On Wednesday, January 30, the Paycheck Fairness Act of 2019 was introduced in the U.S. Senate and U.S. House of Representatives. Passing this Act is seen as a critical step to giving women protections against sex-based pay discrimination and helping ensure pay equity for all women. The gender pay gap is still real today, with women currently making an average of 80 cents to a man’s dollar.

Closing this gap definitely requires taking action from employers and policymakers. The need to have a fair and just law regulation is beyond the question. As a person who spent over 10 years in the court of law, I strongly support taking legislative actions. I do not believe, however, that legal measures itself will close the gender pay gap.

Why? Because the pay gap is the EFFECT, not the SOURCE of the problem.


When analyzing the factors leading to the pay gap, most of the social commentators point to sexism, direct pay discriminations or a lack of equal rights or treatment. But, here’s an interesting fact: This percentage (20%) not only represents the current pay gap but also illustrates the difference in financial expectations between genders.

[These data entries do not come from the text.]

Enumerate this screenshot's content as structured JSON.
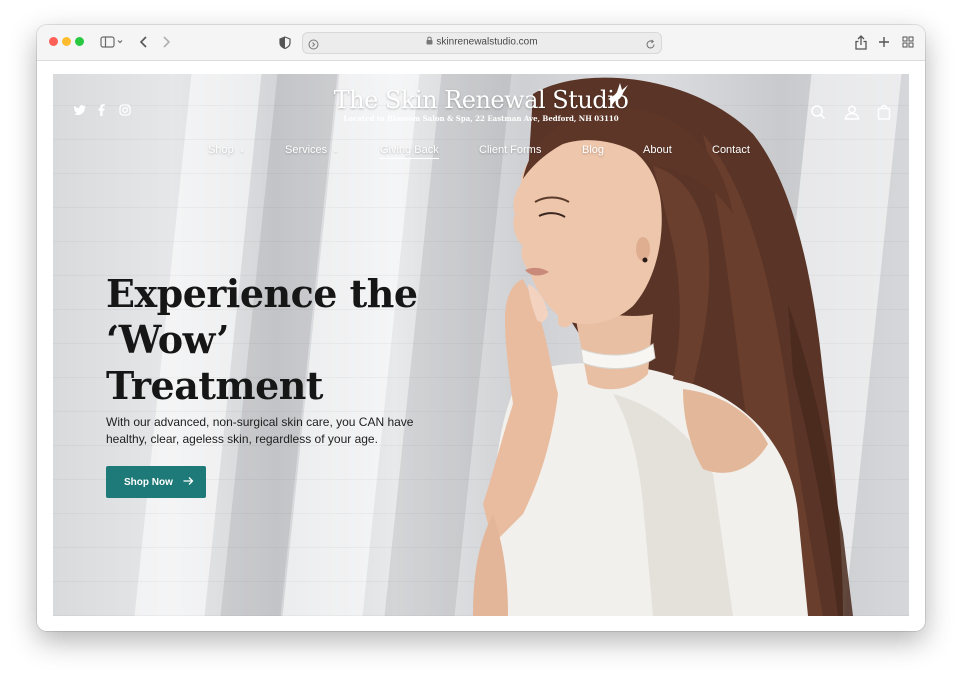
{
  "browser": {
    "url": "skinrenewalstudio.com"
  },
  "site": {
    "brand_name": "The Skin Renewal Studio",
    "brand_tagline": "Located in Blossom Salon & Spa, 22 Eastman Ave, Bedford, NH 03110",
    "social_icons": [
      "twitter-icon",
      "facebook-icon",
      "instagram-icon"
    ],
    "header_icons": [
      "search-icon",
      "account-icon",
      "bag-icon"
    ],
    "nav": [
      {
        "label": "Shop",
        "has_dropdown": true
      },
      {
        "label": "Services",
        "has_dropdown": true
      },
      {
        "label": "Giving Back",
        "active": true
      },
      {
        "label": "Client Forms"
      },
      {
        "label": "Blog"
      },
      {
        "label": "About"
      },
      {
        "label": "Contact"
      }
    ]
  },
  "hero": {
    "headline_line1": "Experience the",
    "headline_line2": "‘Wow’",
    "headline_line3": "Treatment",
    "subcopy": "With our advanced, non-surgical skin care, you CAN have healthy, clear, ageless skin, regardless of your age.",
    "cta_label": "Shop Now"
  },
  "colors": {
    "cta_bg": "#1e7a78",
    "headline": "#161616"
  }
}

Marilyn Davidson, a professor of work psychology at Manchester Business School, had year-by-year asked her students two questions:

  • What do you EXPECT to earn five years after graduation?
  • What do you think you DESERVE to earn five years after graduation?

What Prof. Marilyn Davidson observed, were massive differences between the male and female responses. Women who do not enter the labor market yet, already assume to earn 20% less than men. Not surprisingly, male students also thought they deserve to earn significantly more than their female colleagues.

How much more? Exactly 20%!

On average, the men believed they deserve $80.000 a year, while the women $64.000 – that made a $16.000 difference. These numbers come from the first decade of the 2000s and might be slightly different nowadays, yet still, they illustrate the dismaying conclusion: women believe they are 20% LESS VALUABLE than men believe they are. Consequently, women expect to earn less, and this expectation help sustains the status quo – said Prof. Marilyn Davidson.


Knowing these facts, what we-women can do to close the pay gap effectively? First of all, we should turn inwards! In order to earn more, we have to ask for more, but to get the courage to ask for more, we have to first change our subconscious believes about our value as workers and – most significantly – about our value as women. This change requires our own effort, no law regulations will help here.